Six months ago, a scrapyard boss from Pontefract, West Yorks, was jailed after a police raid found car parts including airbags and steering wheels from cars including a Ford Focus, BMWs and a Porsche.
In a separate police investigation, airbags stolen from cars across the country by an organised crime gang were found on sale on the internet.
Another court case led to Lithuanian national Ernestas Lukosevicius being jailed for four years after he was recruited by a gang to steal valuable car parts.
Over just two months in 2018, he and another man stole steering wheels from 70 high-value BMW, Audi and Mercedes vehicles parked on driveways at homes across North Kent late at night.
Already, there are reports that thieves are turning their attention to electric cars, stealing the cables required to charge them (stock image)
The 27- year-old used expanding foam and sticky tape to muffle car alarms and cover up any lights which might flash. In a bid to foil the criminals, police are advising motorists to park cars in well-lit areas or inside a garage where possible and to never buy an airbag online.
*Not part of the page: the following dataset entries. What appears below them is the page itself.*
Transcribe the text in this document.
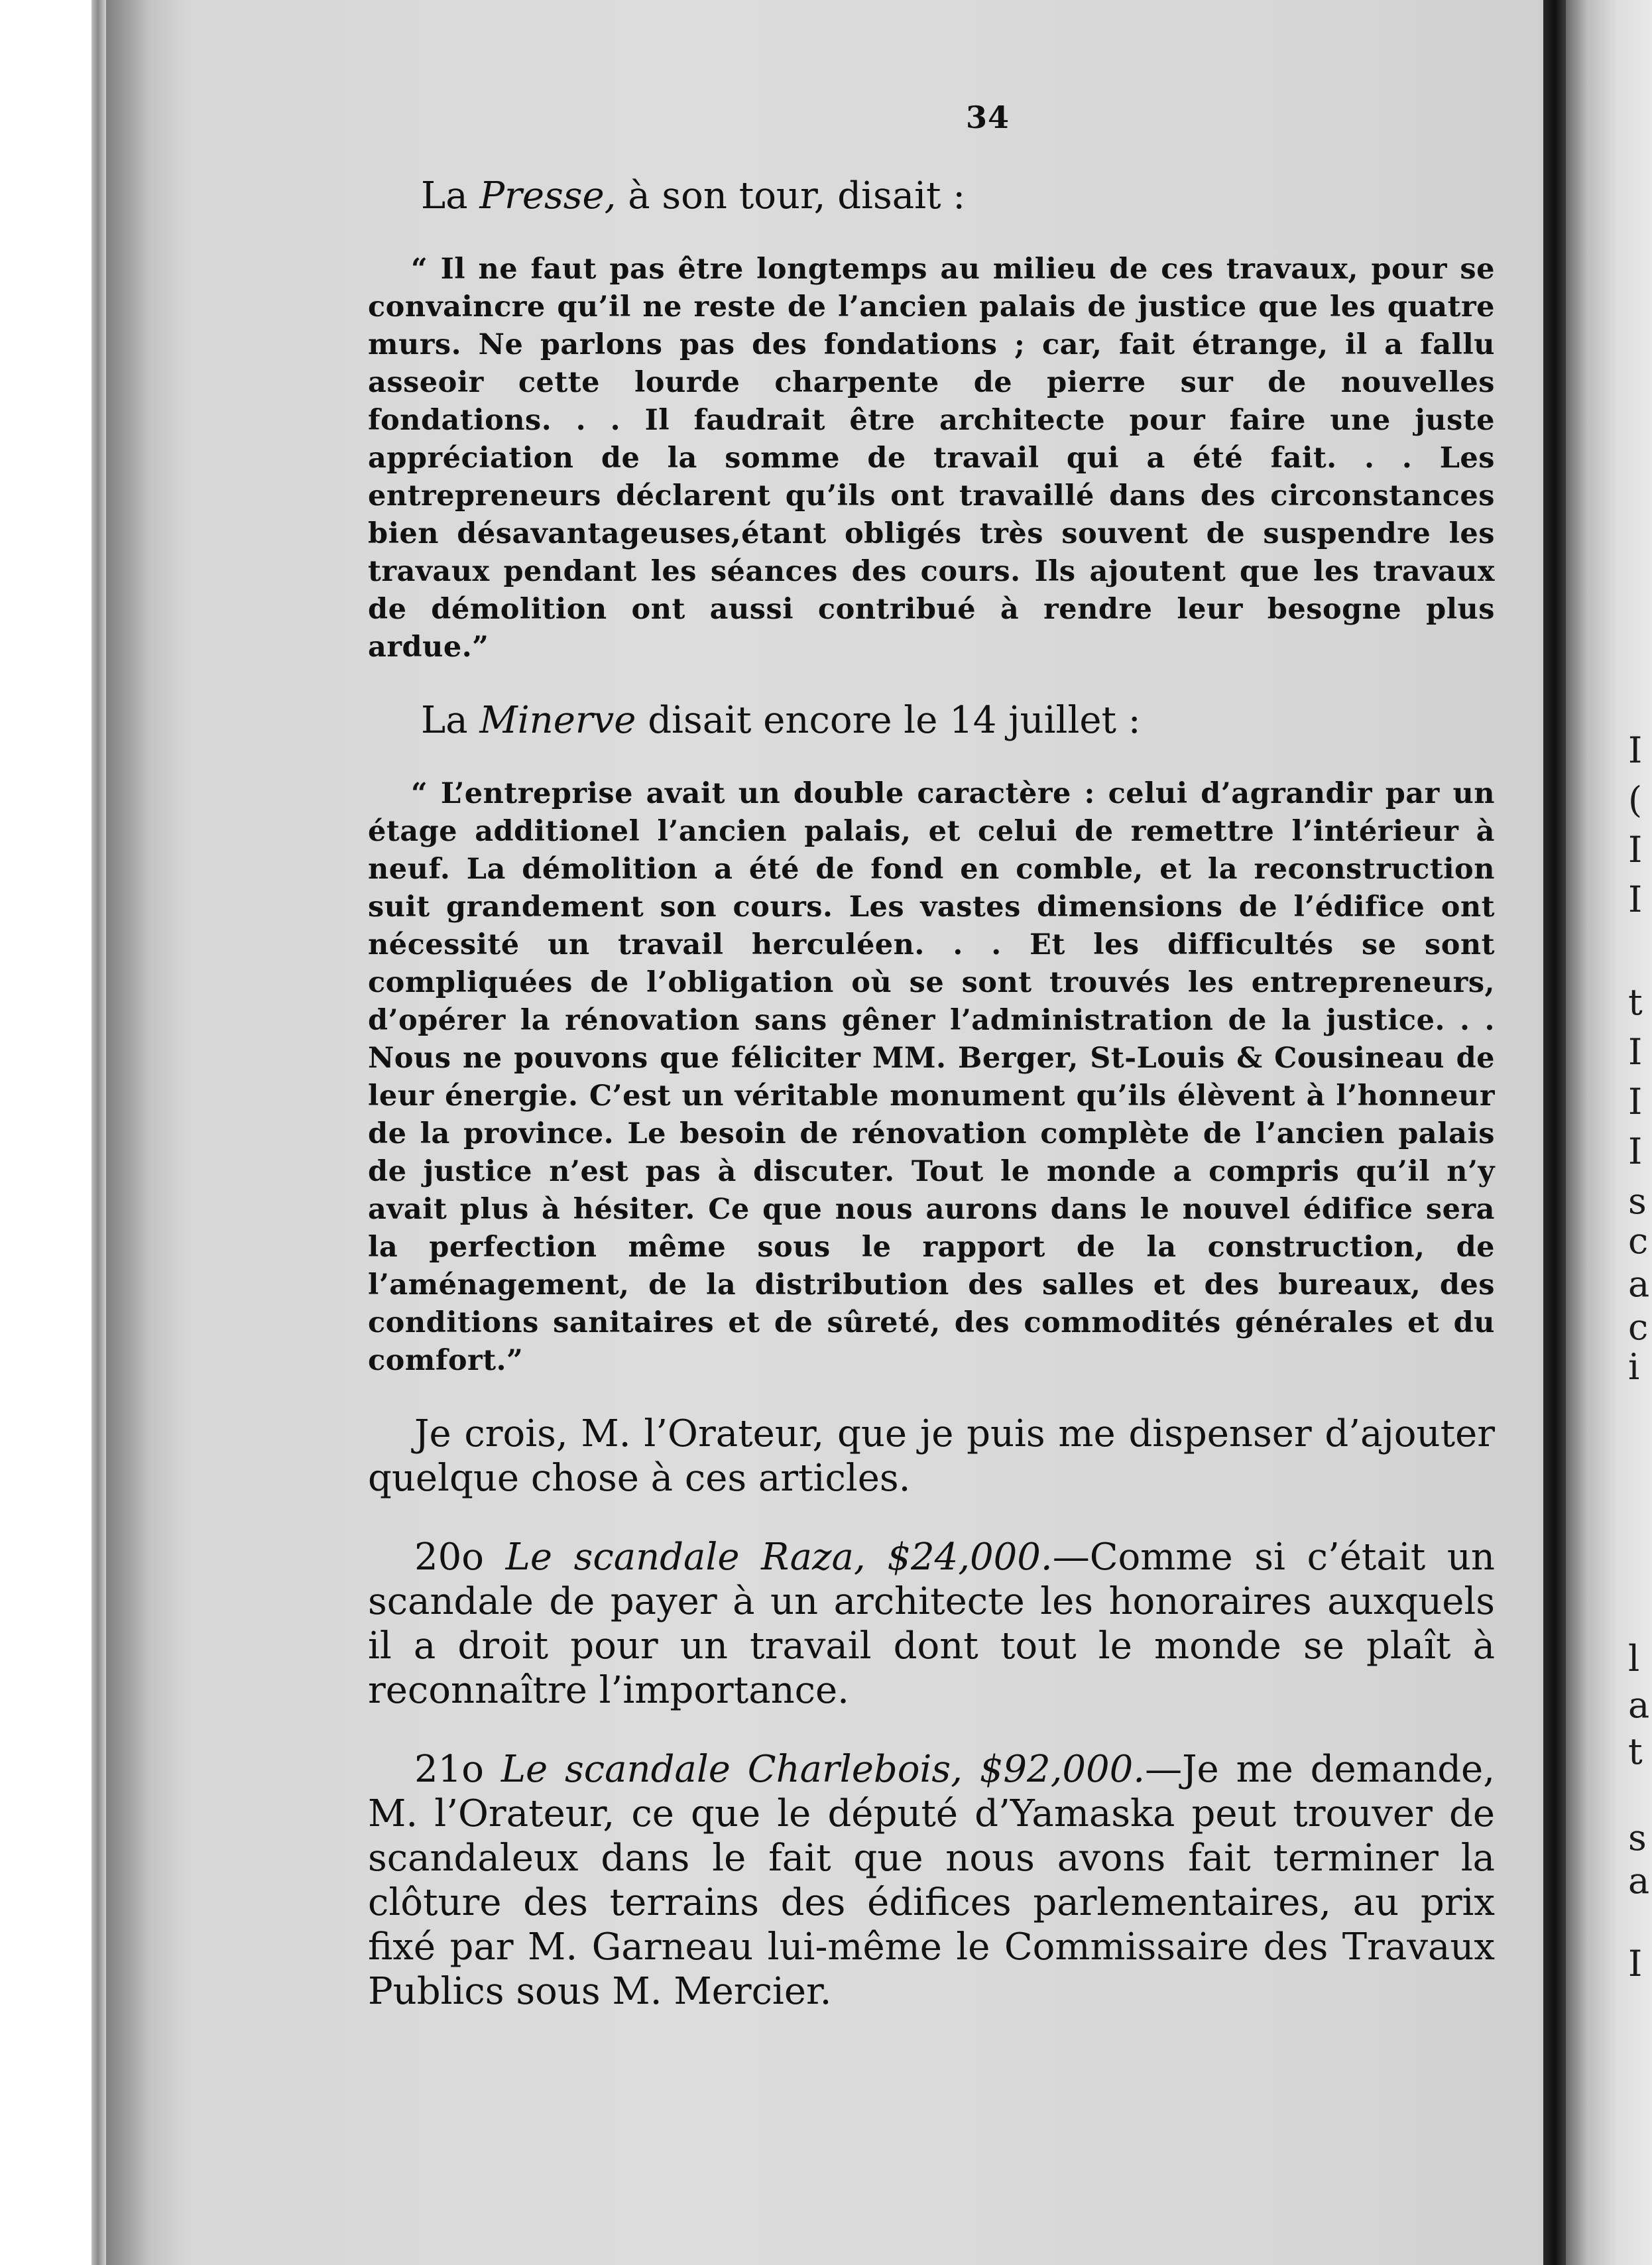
I
(
I
I
t
I
I
I
s
c
a
c
i
l
a
t
s
a
I
34

La Presse, à son tour, disait :

“ Il ne faut pas être longtemps au milieu de ces travaux, pour se convaincre qu’il ne reste de l’ancien palais de justice que les quatre murs. Ne parlons pas des fondations ; car, fait étrange, il a fallu asseoir cette lourde charpente de pierre sur de nouvelles fondations. . . Il faudrait être architecte pour faire une juste appréciation de la somme de travail qui a été fait. . . Les entrepreneurs déclarent qu’ils ont travaillé dans des circonstances bien désavantageuses,étant obligés très souvent de suspendre les travaux pendant les séances des cours. Ils ajoutent que les travaux de démolition ont aussi contribué à rendre leur besogne plus ardue.”

La Minerve disait encore le 14 juillet :

“ L’entreprise avait un double caractère : celui d’agrandir par un étage additionel l’ancien palais, et celui de remettre l’intérieur à neuf. La démolition a été de fond en comble, et la reconstruction suit grandement son cours. Les vastes dimensions de l’édifice ont nécessité un travail herculéen. . . Et les difficultés se sont compliquées de l’obligation où se sont trouvés les entrepreneurs, d’opérer la rénovation sans gêner l’administration de la justice. . . Nous ne pouvons que féliciter MM. Berger, St-Louis & Cousineau de leur énergie. C’est un véritable monument qu’ils élèvent à l’honneur de la province. Le besoin de rénovation complète de l’ancien palais de justice n’est pas à discuter. Tout le monde a compris qu’il n’y avait plus à hésiter. Ce que nous aurons dans le nouvel édifice sera la perfection même sous le rapport de la construction, de l’aménagement, de la distribution des salles et des bureaux, des conditions sanitaires et de sûreté, des commodités générales et du comfort.”

Je crois, M. l’Orateur, que je puis me dispenser d’ajouter quelque chose à ces articles.

20o Le scandale Raza, $24,000.—Comme si c’était un scandale de payer à un architecte les honoraires auxquels il a droit pour un travail dont tout le monde se plaît à reconnaître l’importance.

21o Le scandale Charlebois, $92,000.—Je me demande, M. l’Orateur, ce que le député d’Yamaska peut trouver de scandaleux dans le fait que nous avons fait terminer la clôture des terrains des édifices parlementaires, au prix fixé par M. Garneau lui-même le Commissaire des Travaux Publics sous M. Mercier.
They also suggest using a good quality steering lock on the steering wheel as an added deterrent — a gadget that many older motorists will imagine they long ago saw the last of.
Of course, whether airbag theft proves to be just a passing fad, only time will tell.
Already, there are reports that thieves are turning their attention to electric cars, stealing the cables required to charge them.
They then either sell the copper they contain for scrap or offload them online for up to £200 a go.
Experts are advising electric vehicle owners to tether their chargers through the wheel spokes of the car using a heavy-duty chain and padlock.
Yet another old-fashioned solution to a very modern crime.